Leo Burnett scores a bronze for Dinodia Photo Library at the Andy Awards

By , agencyfaqs! | In Advertising | May 11, 2006
Leo Burnett's press ad for Dinodia Photo Library, titled 'Bhopal Gas', was created by KV Sridhar, Santosh Padhi, Russell Barrett and Mona Mehra. The ad was based on the old adage, 'A picture is worth a thousand words'

Leo Burnett, Mumbai, has & #BANNER1 & # bagged a bronze at the US based Andy Awards for its press entry for the Dinodia Photo Library, titled 'Bhopal Gas', in the Newspaper: Industrial/Building Products and Services category. The ad had earlier fetched the agency a bronze at the recent AAAI Goafest.

The press ad, created by KV Sridhar, Santosh Padhi, Russell Barrett and Mona Mehra, shows a stark photograph of a Bhopal Gas tragedy victim (a small child) on the left hand side. The abbreviation 'vs', denoting versus, is scrawled in the middle and a 1,000 word long copy on the right hand side describes the entire experience of the Bhopal gas tragedy.

This war of copy and visual gets summed up thus: 'Dinodia Photo Library. Every picture is worth a thousand words'.

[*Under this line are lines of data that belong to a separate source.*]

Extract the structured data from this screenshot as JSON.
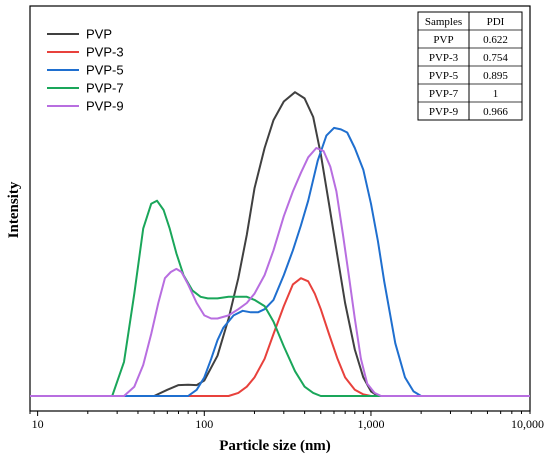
{
  "chart_data": {
    "type": "line",
    "xlabel": "Particle size (nm)",
    "ylabel": "Intensity",
    "x_scale": "log",
    "xlim": [
      9,
      9000
    ],
    "ylim": [
      0,
      1.05
    ],
    "x_ticks": [
      10,
      100,
      1000,
      10000
    ],
    "x_tick_labels": [
      "10",
      "100",
      "1,000",
      "10,000"
    ],
    "grid": false,
    "legend_position": "top-left",
    "series": [
      {
        "name": "PVP",
        "color": "#404040",
        "x": [
          9,
          50,
          60,
          70,
          80,
          90,
          100,
          120,
          140,
          160,
          180,
          200,
          230,
          260,
          300,
          350,
          400,
          450,
          500,
          560,
          630,
          700,
          800,
          900,
          1000,
          1100,
          9000
        ],
        "y": [
          0,
          0,
          0.02,
          0.035,
          0.036,
          0.035,
          0.05,
          0.13,
          0.25,
          0.38,
          0.52,
          0.67,
          0.8,
          0.89,
          0.95,
          0.98,
          0.96,
          0.9,
          0.78,
          0.62,
          0.45,
          0.3,
          0.15,
          0.06,
          0.015,
          0,
          0
        ]
      },
      {
        "name": "PVP-3",
        "color": "#e8413c",
        "x": [
          9,
          100,
          140,
          160,
          180,
          200,
          230,
          260,
          300,
          340,
          380,
          420,
          460,
          500,
          560,
          630,
          700,
          800,
          900,
          1000,
          9000
        ],
        "y": [
          0,
          0,
          0,
          0.01,
          0.03,
          0.06,
          0.12,
          0.2,
          0.29,
          0.36,
          0.38,
          0.37,
          0.33,
          0.28,
          0.2,
          0.12,
          0.06,
          0.02,
          0.005,
          0,
          0
        ]
      },
      {
        "name": "PVP-5",
        "color": "#1f6fcf",
        "x": [
          9,
          80,
          90,
          100,
          110,
          120,
          130,
          150,
          170,
          190,
          210,
          230,
          260,
          300,
          340,
          380,
          420,
          480,
          540,
          600,
          660,
          720,
          800,
          900,
          1000,
          1100,
          1200,
          1400,
          1600,
          1800,
          2000,
          9000
        ],
        "y": [
          0,
          0,
          0.02,
          0.06,
          0.12,
          0.18,
          0.22,
          0.26,
          0.275,
          0.27,
          0.27,
          0.28,
          0.31,
          0.39,
          0.47,
          0.55,
          0.63,
          0.76,
          0.84,
          0.865,
          0.86,
          0.85,
          0.8,
          0.73,
          0.62,
          0.5,
          0.37,
          0.17,
          0.06,
          0.015,
          0,
          0
        ]
      },
      {
        "name": "PVP-7",
        "color": "#1aa65a",
        "x": [
          9,
          28,
          33,
          38,
          43,
          48,
          52,
          57,
          62,
          68,
          75,
          85,
          95,
          105,
          120,
          140,
          160,
          180,
          200,
          230,
          260,
          300,
          350,
          400,
          450,
          500,
          9000
        ],
        "y": [
          0,
          0,
          0.11,
          0.33,
          0.54,
          0.62,
          0.63,
          0.6,
          0.54,
          0.46,
          0.39,
          0.34,
          0.32,
          0.315,
          0.315,
          0.32,
          0.32,
          0.32,
          0.31,
          0.29,
          0.24,
          0.16,
          0.08,
          0.03,
          0.01,
          0,
          0
        ]
      },
      {
        "name": "PVP-9",
        "color": "#b86ee0",
        "x": [
          9,
          33,
          38,
          43,
          48,
          53,
          58,
          63,
          68,
          73,
          80,
          90,
          100,
          110,
          120,
          140,
          160,
          180,
          200,
          230,
          260,
          300,
          340,
          380,
          420,
          470,
          520,
          570,
          620,
          680,
          740,
          800,
          870,
          950,
          1050,
          1150,
          9000
        ],
        "y": [
          0,
          0,
          0.03,
          0.1,
          0.2,
          0.3,
          0.38,
          0.4,
          0.41,
          0.4,
          0.36,
          0.3,
          0.26,
          0.25,
          0.25,
          0.26,
          0.28,
          0.3,
          0.33,
          0.39,
          0.47,
          0.58,
          0.66,
          0.72,
          0.77,
          0.8,
          0.79,
          0.74,
          0.66,
          0.52,
          0.38,
          0.25,
          0.12,
          0.04,
          0.01,
          0,
          0
        ]
      }
    ],
    "table": {
      "headers": [
        "Samples",
        "PDI"
      ],
      "rows": [
        [
          "PVP",
          "0.622"
        ],
        [
          "PVP-3",
          "0.754"
        ],
        [
          "PVP-5",
          "0.895"
        ],
        [
          "PVP-7",
          "1"
        ],
        [
          "PVP-9",
          "0.966"
        ]
      ]
    }
  }
}
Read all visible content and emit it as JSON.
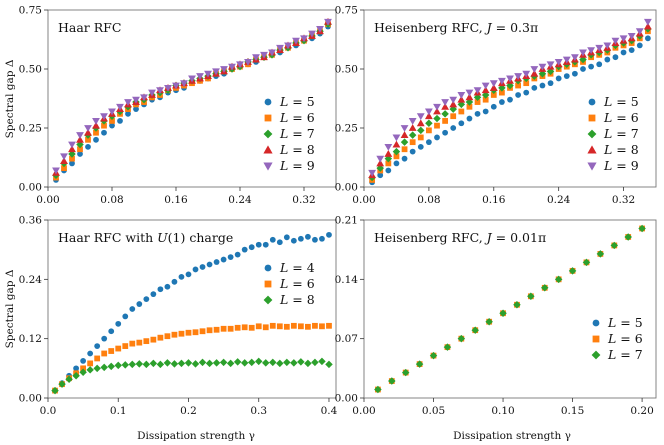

Santosh Padhi, executive creative director and national head, art, Leo Burnett, talks about the communication task before the agency. "Dinodia Photo Library has one of the largest collections of images, particularly images that are essentially Indian in nature. So, we adopted the route that no amount of words can match up to the impact of a single picture."

So, 'A picture is worth a thousand words' seemed to be the perfect platform to say it. Only, 'A' was replaced with 'Every' to denote that every picture in the library evokes powerful emotions. In addition, the copy comprised exactly 1,000 words.

'Bhopal Gas' was only one in a campaign of three. While the second ad showed an ecstatic Kapil Dev holding up the 1983 Cricket World Cup Trophy, the third one had Mahatma Gandhi picking up salt from the ground during his well-known Dandi March.

Leo Burnett's entry was the only one from India to make it to the Andy Awards this year. Piyush Pandey, executive chairman and national creative director, O&M India, was the only Indian name to feature on the jury panel this year.

For the record, the International Andy Awards were established in 1964 by the Advertising Club of New York. The goal of the Awards is to honour creativity in advertising throughout the world, recognise the contributions of individuals and companies who create the work, and encourage raising the standards of craftsmanship in the industry. Judged by a jury comprising internationally renowned creative directors, awards are given to both single and campaign executions, distinguished by product, service or technique category.

The Andys began as a New York print-only show, but it has now evolved into an international show covering print, radio, television, out-of-home, direct mail, video/cinema, interactive and other media. Winners also compete for the Andy Awards' highest honour, the Grandy.